Pilgrim’s Pride filed for Chapter 11 bankruptcy protection on December 1, 2008 after becoming swamped with debt and facing soaring chicken feed prices and slumping sales. Even after becoming a much smaller company during bankruptcy, Pilgrim’s Pride still employs 41,000 workers. With the approval of the bankruptcy exit plan many creditors expressed satisfaction with the settlements promised and Pilgrim Pride’s managers foresee a much more viable company after their bankruptcy exit.
Since the commencement of the recession, many companies have turned to bankruptcy after contracting credit markets made it difficult for them to refinance or repay outstanding loans.
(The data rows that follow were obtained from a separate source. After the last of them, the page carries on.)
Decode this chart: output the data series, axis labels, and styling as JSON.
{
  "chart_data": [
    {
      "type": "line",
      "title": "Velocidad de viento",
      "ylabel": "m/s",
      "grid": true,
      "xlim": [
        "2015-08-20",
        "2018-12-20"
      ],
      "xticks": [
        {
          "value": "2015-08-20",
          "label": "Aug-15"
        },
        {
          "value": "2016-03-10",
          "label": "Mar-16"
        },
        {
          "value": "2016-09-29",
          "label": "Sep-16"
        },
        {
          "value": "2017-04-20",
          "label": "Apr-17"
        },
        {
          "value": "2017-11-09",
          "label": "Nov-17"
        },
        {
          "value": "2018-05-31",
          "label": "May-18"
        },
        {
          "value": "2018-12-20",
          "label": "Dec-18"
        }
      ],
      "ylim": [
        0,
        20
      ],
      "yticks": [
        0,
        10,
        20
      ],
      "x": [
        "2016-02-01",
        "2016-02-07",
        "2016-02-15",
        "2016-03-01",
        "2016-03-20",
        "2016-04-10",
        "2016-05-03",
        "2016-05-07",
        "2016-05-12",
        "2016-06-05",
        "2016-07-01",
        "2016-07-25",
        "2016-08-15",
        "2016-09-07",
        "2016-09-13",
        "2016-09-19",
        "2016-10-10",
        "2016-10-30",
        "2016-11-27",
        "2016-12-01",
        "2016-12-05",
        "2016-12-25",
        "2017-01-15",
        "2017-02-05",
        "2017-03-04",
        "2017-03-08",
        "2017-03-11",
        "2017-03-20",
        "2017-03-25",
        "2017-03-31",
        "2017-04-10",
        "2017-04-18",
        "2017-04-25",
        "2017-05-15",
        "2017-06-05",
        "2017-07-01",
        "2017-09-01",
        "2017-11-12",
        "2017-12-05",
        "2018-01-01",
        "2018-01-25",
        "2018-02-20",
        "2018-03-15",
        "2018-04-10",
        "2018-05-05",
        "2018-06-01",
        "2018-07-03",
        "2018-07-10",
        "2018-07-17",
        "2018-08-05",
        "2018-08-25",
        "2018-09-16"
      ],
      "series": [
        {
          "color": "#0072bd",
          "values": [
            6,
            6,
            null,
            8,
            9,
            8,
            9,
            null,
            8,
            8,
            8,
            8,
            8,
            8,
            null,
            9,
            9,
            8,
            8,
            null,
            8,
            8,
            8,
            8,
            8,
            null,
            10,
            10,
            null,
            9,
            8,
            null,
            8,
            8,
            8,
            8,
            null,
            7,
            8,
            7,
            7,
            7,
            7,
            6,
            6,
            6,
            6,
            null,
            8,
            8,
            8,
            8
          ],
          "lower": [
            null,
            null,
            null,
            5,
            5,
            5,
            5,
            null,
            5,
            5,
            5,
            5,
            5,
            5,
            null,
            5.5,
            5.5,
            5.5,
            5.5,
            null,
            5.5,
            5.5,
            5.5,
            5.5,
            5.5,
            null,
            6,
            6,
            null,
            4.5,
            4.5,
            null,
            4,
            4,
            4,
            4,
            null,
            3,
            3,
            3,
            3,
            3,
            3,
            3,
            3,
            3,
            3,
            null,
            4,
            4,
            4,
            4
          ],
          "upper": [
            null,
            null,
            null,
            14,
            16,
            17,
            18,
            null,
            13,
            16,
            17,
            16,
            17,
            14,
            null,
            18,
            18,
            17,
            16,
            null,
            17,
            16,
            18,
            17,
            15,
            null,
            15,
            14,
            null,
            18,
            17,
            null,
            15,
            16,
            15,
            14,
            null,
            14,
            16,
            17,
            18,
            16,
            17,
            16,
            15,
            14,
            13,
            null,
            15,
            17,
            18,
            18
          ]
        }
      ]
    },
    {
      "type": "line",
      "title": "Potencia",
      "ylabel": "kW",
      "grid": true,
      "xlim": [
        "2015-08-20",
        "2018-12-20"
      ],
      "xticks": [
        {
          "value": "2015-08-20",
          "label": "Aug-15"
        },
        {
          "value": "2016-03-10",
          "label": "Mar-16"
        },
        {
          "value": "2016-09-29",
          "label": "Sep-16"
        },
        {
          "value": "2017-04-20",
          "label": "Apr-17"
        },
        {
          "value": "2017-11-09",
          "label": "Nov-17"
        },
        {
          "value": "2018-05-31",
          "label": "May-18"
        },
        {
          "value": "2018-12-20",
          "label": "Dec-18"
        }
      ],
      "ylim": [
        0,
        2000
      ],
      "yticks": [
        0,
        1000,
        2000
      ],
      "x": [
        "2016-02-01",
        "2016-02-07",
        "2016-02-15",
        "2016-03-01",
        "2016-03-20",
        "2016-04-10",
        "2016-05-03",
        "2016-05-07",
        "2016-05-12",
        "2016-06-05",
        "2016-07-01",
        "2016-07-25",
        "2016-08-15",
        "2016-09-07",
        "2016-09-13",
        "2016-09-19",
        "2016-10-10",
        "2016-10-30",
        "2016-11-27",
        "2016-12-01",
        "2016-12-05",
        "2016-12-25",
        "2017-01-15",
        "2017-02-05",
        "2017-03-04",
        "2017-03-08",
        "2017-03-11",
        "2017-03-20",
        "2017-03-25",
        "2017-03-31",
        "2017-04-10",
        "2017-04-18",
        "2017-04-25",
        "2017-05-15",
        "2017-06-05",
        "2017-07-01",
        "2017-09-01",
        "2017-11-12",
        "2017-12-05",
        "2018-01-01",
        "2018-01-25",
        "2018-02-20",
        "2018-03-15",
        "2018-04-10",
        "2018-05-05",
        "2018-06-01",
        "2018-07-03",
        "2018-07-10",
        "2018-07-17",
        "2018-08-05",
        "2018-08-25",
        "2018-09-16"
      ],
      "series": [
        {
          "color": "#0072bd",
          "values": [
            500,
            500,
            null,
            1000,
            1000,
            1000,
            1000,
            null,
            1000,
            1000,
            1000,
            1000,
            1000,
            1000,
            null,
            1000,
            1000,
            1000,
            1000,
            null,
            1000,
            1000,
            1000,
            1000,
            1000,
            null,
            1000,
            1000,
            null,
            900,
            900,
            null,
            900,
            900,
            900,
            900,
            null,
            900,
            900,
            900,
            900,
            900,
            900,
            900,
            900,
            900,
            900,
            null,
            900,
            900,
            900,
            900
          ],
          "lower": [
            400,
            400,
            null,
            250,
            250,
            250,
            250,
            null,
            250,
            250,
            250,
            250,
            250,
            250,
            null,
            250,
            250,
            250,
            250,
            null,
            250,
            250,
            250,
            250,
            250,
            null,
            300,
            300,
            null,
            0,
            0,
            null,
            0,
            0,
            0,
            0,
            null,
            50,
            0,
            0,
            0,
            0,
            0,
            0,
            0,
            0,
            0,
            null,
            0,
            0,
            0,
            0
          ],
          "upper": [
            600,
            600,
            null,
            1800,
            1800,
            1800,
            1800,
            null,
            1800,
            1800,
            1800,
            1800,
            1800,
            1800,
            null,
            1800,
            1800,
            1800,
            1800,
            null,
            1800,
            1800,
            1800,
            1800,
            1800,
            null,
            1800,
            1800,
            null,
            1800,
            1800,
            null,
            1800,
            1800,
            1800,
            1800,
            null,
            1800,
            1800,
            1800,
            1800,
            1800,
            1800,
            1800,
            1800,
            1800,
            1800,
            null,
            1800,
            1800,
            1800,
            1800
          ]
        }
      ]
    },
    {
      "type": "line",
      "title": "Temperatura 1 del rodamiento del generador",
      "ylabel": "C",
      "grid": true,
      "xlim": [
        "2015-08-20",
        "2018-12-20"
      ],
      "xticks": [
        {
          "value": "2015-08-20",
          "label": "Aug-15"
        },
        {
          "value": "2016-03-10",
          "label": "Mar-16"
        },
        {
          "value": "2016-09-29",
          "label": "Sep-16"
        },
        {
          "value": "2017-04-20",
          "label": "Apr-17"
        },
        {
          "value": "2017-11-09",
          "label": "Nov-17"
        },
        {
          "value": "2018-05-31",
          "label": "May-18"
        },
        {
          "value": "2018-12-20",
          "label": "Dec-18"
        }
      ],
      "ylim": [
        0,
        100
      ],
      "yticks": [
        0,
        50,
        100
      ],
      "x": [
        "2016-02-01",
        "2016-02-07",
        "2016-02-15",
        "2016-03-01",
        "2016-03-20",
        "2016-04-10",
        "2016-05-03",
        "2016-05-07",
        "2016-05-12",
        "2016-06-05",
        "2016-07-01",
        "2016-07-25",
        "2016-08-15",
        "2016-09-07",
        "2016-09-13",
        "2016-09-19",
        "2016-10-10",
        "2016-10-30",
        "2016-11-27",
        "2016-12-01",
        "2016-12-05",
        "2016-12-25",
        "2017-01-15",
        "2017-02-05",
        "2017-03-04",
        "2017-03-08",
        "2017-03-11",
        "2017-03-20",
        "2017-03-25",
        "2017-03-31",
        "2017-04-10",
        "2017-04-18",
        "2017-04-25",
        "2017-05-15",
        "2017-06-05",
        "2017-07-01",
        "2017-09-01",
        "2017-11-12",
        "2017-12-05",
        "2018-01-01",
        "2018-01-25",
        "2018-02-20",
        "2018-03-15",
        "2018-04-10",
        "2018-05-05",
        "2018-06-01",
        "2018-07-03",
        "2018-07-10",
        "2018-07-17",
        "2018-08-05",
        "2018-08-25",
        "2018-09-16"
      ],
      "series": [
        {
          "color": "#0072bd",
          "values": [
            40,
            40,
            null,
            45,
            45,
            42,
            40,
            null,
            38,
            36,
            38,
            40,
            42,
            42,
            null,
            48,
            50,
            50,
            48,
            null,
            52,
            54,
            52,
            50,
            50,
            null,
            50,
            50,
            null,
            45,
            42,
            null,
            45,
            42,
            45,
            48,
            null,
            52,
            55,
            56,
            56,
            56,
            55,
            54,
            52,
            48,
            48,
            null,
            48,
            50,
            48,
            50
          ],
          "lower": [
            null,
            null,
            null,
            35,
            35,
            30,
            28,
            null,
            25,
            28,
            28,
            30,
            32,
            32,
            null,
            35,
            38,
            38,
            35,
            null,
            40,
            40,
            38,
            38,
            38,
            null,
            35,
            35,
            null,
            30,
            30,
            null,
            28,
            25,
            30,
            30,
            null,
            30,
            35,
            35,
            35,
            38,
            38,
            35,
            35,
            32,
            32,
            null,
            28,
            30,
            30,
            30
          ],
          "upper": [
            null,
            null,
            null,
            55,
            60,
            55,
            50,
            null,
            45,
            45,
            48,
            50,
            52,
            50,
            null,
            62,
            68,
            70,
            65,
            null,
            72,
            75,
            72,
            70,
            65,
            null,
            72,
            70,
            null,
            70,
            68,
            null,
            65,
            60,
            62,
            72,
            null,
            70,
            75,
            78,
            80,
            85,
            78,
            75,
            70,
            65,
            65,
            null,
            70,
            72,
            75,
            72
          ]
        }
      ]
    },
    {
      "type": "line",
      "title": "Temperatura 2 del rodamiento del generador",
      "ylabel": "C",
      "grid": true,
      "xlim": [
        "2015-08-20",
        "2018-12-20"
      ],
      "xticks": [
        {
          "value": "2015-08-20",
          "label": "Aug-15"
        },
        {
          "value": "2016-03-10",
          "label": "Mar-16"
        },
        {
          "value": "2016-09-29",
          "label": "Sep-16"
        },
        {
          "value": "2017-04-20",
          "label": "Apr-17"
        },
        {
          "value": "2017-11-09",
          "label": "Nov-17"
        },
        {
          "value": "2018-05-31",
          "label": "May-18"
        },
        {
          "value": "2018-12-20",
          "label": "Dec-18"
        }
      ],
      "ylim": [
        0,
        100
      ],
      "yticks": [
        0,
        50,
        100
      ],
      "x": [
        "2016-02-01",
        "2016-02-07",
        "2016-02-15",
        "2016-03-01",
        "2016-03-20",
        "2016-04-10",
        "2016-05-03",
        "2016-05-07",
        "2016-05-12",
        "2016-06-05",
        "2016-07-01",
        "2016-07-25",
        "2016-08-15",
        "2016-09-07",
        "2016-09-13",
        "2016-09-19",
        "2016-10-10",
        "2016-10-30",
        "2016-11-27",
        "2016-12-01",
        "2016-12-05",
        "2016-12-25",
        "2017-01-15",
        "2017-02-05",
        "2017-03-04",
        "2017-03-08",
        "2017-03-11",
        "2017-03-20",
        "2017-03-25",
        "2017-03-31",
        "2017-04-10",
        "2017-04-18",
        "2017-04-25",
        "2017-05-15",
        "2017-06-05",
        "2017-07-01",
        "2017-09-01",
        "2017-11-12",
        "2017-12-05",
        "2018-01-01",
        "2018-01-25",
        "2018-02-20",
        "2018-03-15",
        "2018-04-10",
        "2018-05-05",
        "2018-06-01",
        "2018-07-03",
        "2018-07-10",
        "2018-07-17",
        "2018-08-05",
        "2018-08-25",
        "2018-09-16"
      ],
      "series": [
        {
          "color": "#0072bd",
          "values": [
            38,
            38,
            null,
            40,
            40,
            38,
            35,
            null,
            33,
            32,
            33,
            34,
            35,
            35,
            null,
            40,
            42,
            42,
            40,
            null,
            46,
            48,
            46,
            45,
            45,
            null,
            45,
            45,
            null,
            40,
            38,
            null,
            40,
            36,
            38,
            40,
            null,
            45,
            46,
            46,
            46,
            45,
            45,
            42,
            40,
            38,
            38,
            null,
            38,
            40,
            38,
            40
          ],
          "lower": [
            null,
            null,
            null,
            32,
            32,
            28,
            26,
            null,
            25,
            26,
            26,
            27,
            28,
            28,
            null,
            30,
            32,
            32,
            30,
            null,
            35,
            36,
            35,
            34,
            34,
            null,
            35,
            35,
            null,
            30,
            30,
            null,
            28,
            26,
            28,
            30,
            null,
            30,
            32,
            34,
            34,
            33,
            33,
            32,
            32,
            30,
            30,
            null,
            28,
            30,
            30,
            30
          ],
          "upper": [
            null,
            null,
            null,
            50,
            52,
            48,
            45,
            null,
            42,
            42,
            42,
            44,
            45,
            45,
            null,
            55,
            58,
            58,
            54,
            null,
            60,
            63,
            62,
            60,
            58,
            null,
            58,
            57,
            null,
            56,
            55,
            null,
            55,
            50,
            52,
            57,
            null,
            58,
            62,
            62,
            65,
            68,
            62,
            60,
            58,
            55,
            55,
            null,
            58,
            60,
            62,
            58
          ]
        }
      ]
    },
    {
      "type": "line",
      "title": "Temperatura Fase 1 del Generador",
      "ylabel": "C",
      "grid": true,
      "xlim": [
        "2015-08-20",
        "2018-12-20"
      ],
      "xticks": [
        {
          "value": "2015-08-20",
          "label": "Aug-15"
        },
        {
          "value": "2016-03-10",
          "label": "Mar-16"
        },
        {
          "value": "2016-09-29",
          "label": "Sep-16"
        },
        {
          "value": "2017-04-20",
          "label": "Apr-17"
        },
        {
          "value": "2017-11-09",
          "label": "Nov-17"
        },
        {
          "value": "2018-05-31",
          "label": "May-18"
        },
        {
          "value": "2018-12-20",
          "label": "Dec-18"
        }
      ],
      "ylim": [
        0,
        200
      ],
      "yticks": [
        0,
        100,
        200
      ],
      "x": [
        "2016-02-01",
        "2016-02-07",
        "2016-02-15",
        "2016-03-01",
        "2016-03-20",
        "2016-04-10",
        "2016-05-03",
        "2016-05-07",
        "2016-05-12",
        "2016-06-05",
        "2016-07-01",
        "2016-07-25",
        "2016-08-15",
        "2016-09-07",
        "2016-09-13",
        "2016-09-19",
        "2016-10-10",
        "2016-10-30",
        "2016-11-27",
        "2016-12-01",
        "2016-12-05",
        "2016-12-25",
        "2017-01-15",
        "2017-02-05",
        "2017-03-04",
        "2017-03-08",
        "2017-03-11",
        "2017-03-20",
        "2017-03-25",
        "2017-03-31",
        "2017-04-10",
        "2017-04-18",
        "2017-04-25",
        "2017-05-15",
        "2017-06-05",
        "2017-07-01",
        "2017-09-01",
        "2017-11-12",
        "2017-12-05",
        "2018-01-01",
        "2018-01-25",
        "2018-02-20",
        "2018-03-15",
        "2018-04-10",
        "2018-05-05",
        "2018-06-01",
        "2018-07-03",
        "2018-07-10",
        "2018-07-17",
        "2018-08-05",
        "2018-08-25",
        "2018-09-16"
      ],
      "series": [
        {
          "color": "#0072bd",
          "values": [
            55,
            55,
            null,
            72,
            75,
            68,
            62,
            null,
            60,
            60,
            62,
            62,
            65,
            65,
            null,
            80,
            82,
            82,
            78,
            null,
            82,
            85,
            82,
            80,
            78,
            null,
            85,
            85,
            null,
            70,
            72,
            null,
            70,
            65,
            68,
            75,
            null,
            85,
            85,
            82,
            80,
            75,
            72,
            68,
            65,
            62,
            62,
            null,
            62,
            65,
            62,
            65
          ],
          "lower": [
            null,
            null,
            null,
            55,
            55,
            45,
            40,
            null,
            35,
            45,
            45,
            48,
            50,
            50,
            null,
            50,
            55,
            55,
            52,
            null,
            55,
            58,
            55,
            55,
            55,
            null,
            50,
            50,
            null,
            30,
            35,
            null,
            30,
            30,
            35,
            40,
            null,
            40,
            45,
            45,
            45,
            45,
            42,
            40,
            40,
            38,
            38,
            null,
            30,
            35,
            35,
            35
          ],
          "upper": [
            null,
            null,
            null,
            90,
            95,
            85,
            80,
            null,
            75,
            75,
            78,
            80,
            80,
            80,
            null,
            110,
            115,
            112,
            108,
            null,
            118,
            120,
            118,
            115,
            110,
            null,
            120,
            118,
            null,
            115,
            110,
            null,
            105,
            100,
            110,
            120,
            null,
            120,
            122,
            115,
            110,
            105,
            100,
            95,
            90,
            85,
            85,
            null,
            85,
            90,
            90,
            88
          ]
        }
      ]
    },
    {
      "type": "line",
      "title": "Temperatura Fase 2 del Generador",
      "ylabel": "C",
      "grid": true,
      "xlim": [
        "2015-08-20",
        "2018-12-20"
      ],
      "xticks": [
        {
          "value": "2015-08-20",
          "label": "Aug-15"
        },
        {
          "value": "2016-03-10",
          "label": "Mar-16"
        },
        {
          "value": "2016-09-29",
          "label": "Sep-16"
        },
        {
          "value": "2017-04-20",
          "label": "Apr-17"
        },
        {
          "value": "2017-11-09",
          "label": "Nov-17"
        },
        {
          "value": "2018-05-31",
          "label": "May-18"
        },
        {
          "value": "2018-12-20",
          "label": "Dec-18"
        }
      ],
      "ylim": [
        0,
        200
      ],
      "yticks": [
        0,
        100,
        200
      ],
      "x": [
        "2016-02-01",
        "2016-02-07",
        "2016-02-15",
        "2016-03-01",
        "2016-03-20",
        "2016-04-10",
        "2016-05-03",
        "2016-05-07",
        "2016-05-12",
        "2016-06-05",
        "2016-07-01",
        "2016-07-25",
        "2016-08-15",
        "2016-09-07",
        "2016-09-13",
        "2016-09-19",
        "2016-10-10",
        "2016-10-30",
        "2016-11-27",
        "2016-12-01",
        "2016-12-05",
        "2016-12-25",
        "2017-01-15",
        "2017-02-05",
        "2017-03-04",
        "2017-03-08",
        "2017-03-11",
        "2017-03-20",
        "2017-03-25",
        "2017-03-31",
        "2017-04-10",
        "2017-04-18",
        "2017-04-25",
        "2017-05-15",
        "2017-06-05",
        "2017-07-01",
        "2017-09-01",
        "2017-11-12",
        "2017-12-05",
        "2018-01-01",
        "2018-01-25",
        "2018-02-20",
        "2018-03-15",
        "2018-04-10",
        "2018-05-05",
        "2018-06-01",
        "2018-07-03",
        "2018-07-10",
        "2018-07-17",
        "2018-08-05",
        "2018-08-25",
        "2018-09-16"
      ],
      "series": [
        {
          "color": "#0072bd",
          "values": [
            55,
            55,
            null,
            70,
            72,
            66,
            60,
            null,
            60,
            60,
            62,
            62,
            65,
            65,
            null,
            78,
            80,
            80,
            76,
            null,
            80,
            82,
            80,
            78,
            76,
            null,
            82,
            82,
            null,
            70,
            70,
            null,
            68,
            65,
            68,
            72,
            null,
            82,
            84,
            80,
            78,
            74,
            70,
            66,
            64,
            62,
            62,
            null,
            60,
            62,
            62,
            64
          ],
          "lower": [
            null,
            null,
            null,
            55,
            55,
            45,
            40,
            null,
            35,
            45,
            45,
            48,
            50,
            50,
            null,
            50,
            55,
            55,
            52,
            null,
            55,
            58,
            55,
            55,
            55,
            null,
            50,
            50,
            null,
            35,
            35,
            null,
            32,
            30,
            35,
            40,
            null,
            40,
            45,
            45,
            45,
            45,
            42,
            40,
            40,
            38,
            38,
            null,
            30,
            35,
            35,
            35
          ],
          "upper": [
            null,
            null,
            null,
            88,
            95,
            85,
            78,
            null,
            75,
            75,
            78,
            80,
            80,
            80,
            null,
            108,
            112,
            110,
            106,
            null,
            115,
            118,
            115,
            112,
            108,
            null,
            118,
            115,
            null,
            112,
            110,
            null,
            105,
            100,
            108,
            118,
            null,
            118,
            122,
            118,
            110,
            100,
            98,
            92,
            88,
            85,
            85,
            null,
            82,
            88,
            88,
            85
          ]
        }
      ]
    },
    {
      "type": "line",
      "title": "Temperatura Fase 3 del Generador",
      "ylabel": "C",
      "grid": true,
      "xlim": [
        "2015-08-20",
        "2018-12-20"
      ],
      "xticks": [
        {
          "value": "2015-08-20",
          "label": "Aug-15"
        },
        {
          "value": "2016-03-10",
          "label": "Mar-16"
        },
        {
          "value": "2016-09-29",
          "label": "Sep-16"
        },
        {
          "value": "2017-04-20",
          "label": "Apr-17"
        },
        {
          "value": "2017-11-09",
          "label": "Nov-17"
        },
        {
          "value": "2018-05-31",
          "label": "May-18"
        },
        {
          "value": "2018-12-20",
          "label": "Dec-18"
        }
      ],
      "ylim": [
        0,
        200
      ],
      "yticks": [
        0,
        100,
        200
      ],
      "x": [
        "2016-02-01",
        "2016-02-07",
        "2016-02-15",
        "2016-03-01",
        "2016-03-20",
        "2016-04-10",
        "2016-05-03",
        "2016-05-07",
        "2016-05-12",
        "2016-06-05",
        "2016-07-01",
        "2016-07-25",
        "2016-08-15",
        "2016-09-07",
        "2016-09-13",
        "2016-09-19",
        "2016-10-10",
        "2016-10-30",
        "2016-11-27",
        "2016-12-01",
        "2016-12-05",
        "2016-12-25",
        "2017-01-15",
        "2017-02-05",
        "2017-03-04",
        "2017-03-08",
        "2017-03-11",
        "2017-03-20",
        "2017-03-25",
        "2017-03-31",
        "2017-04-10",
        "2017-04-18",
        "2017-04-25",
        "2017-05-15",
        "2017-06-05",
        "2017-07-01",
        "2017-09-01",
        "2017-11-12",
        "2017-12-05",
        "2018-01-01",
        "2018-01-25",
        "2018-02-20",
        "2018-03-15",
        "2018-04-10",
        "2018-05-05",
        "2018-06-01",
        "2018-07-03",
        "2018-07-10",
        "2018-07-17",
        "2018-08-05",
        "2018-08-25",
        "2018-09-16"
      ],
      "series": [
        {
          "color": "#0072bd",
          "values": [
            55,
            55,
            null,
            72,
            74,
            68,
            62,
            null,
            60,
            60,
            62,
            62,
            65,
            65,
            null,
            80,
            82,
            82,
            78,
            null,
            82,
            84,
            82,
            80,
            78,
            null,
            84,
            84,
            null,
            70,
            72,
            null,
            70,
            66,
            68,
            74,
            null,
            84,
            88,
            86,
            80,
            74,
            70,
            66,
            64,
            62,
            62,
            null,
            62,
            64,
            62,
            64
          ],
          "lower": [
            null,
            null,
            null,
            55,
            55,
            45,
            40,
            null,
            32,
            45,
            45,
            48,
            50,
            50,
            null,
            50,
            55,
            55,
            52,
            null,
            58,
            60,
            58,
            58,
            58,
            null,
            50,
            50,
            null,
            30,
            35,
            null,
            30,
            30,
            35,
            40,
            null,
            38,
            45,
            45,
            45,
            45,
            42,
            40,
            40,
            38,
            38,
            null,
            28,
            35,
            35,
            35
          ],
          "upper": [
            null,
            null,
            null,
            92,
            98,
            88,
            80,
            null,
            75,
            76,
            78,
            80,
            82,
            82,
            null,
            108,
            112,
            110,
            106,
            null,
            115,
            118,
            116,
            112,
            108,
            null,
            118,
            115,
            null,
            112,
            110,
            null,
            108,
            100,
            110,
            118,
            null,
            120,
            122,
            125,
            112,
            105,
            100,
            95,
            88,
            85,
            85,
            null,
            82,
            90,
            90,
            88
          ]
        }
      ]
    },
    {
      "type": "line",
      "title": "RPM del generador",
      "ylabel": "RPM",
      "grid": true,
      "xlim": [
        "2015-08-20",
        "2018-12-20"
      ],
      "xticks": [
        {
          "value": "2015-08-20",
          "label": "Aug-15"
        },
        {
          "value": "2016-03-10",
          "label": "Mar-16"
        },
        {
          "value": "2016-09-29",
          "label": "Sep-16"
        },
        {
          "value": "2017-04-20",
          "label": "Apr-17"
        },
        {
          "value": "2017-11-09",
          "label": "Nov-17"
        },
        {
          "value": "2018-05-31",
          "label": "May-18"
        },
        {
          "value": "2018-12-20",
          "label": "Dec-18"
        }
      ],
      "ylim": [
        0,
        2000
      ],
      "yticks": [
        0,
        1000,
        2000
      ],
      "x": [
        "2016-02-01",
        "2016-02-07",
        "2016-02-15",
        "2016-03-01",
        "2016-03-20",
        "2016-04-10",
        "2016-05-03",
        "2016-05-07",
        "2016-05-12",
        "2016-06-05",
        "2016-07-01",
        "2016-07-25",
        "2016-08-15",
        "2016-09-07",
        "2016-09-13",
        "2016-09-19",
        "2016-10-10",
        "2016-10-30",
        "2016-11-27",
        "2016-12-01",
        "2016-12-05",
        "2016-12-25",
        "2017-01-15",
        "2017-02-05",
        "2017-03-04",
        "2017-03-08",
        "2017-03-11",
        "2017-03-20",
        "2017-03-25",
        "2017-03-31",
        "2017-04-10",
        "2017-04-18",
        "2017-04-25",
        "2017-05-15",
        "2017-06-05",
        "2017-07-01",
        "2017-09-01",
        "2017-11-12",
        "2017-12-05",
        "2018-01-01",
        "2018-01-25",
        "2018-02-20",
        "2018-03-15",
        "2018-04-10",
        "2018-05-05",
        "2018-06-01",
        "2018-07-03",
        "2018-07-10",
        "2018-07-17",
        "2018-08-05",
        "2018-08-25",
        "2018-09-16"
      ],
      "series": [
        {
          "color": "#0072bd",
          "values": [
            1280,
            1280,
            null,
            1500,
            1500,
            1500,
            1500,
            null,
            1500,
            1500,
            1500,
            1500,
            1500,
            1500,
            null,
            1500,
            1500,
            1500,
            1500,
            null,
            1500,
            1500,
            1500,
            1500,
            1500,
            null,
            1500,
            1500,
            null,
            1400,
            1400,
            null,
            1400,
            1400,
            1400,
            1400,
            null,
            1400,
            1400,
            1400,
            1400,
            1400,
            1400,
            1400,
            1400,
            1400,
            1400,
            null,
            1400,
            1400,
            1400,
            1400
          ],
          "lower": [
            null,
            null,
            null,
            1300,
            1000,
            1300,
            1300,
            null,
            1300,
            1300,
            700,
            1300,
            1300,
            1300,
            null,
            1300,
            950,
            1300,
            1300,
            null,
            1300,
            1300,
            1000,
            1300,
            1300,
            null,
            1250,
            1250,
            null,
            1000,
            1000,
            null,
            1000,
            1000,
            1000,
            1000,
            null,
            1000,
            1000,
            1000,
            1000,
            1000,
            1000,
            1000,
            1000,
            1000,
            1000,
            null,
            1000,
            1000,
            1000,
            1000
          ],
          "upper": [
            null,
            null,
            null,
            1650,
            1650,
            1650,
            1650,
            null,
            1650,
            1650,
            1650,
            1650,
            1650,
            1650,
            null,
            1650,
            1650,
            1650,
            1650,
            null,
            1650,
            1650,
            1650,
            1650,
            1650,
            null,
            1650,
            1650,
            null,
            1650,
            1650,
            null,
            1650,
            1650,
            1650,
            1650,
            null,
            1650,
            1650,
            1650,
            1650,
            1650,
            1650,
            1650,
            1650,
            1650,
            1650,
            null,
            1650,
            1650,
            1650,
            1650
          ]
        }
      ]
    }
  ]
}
Many of those companies did not survive the bankruptcy process. Companies such as Circuit City are counted amongst the causalities along with many unnamed smaller businesses. The most important factors in surviving a corporate bankruptcy is timely intervention and the cooperation of creditors in creating a pre-packaged Chapter 11 bankruptcy plan that will expedite the company’s exit from bankruptcy. This proves true for both large and small companies. Companies the foresee trouble and act quickly with the consensus of at least the most important creditors are more likely to exit bankruptcy as a more successful entity.